Terjebak dalam  hujan dan macet nampaknya menjengkelkan, namun terjebak rindu kau tak akan mampu berkomentar. Merakit senyumnya sedikit demi sedikit membentuk lengkungan manis. Bahkan mungkin itu bukan senyumnya, karena kau sedikit demi sedikit mulai lupa dan kau tak rela. Benar-benar frustasi.

Lalu doa kau kirim setiap kau mengingatnya kembali, itu berarti ribuan doa teruntai~ karena bahkan kau sedetikpun tak mampu melupakannya.

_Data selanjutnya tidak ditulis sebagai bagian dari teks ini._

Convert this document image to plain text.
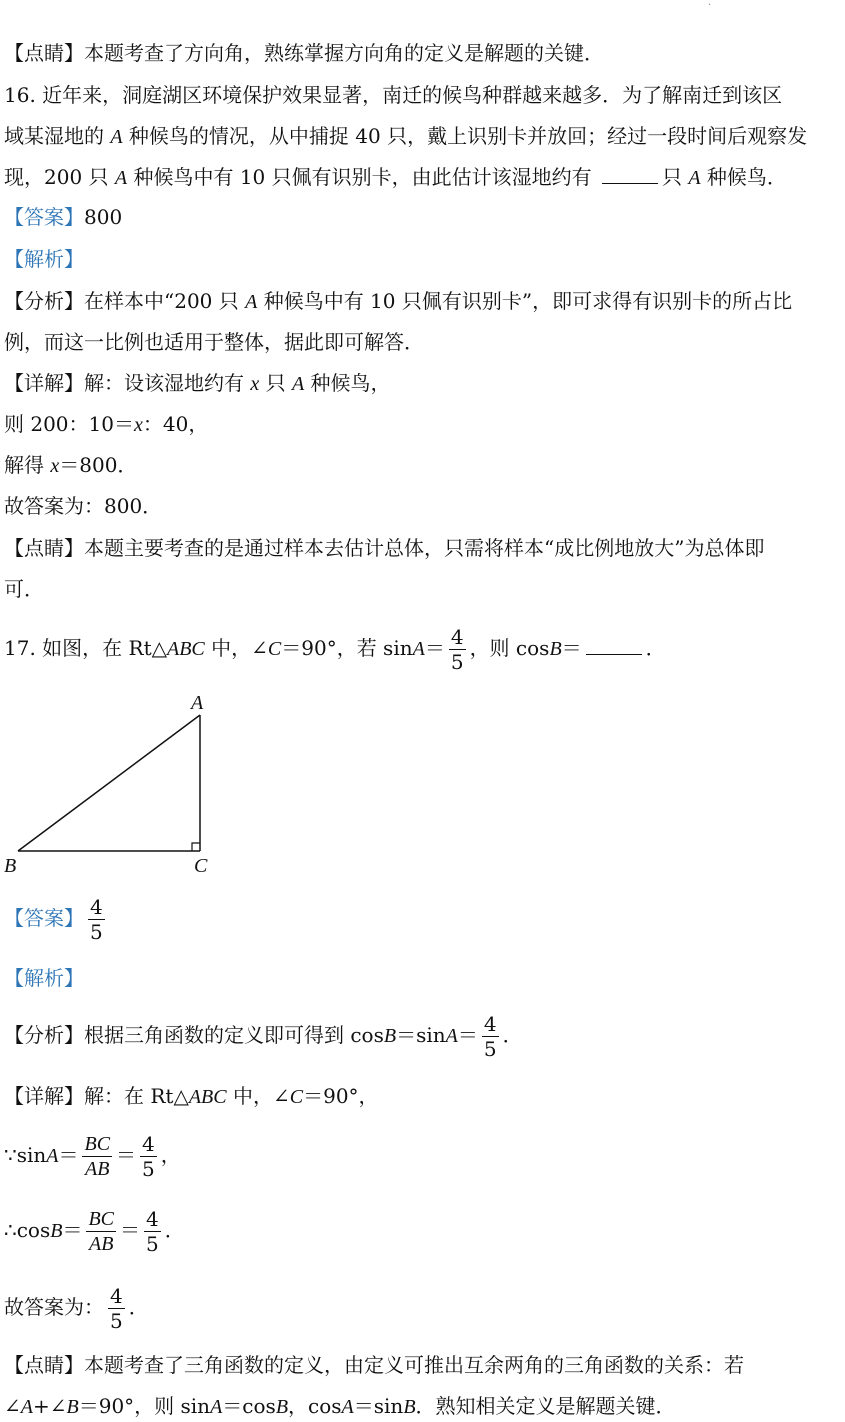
·
【点睛】本题考查了方向角，熟练掌握方向角的定义是解题的关键．
16. 近年来，洞庭湖区环境保护效果显著，南迁的候鸟种群越来越多．为了解南迁到该区
域某湿地的 A 种候鸟的情况，从中捕捉 40 只，戴上识别卡并放回；经过一段时间后观察发
现，200 只 A 种候鸟中有 10 只佩有识别卡，由此估计该湿地约有	只 A 种候鸟．
【答案】800
【解析】
【分析】在样本中“200 只 A 种候鸟中有 10 只佩有识别卡”，即可求得有识别卡的所占比
例，而这一比例也适用于整体，据此即可解答．
【详解】解：设该湿地约有 x 只 A 种候鸟，
则 200：10＝x：40，
解得 x＝800．
故答案为：800．
【点睛】本题主要考查的是通过样本去估计总体，只需将样本“成比例地放大”为总体即
可．
17. 如图，在 Rt△ABC 中，∠C＝90°，若 $\sin A= \frac{4}{5}$ ，则 cosB＝	．
A
B	C
【答案】 $\frac{4}{5}$
【解析】
【分析】根据三角函数的定义即可得到 $\cos B=\sin A= \frac{4}{5}$ ．
【详解】解：在 Rt△ABC 中，∠C＝90°，
∵sinA＝ $\frac{BC}{AB} = \frac{4}{5}$ ，
∴cosB＝ $\frac{BC}{AB} = \frac{4}{5}$ ．
故答案为： $\frac{4}{5}$ ．
【点睛】本题考查了三角函数的定义，由定义可推出互余两角的三角函数的关系：若
∠A+∠B＝90°，则 sinA＝cosB，cosA＝sinB．熟知相关定义是解题关键．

Dia tetap di sana, bersemayam di hatimu.

Dengungan musik mengalun dari sela lubang ear phone yang kau selipkan di telingamu, namun bukannya memahami lirik lagu si penyanyi, kau malah sibuk membayangkan pertemuan kalian di tempat idaman dengan setting terbaik dan skenario jempolan. Lagu itu berharap dapat membuatmu lupa, namun itu justru menghujam dalam menekan asa mu tentangnya.

~Duh hati, nampaknya kau mulai lelah kini. Merindu tiada henti.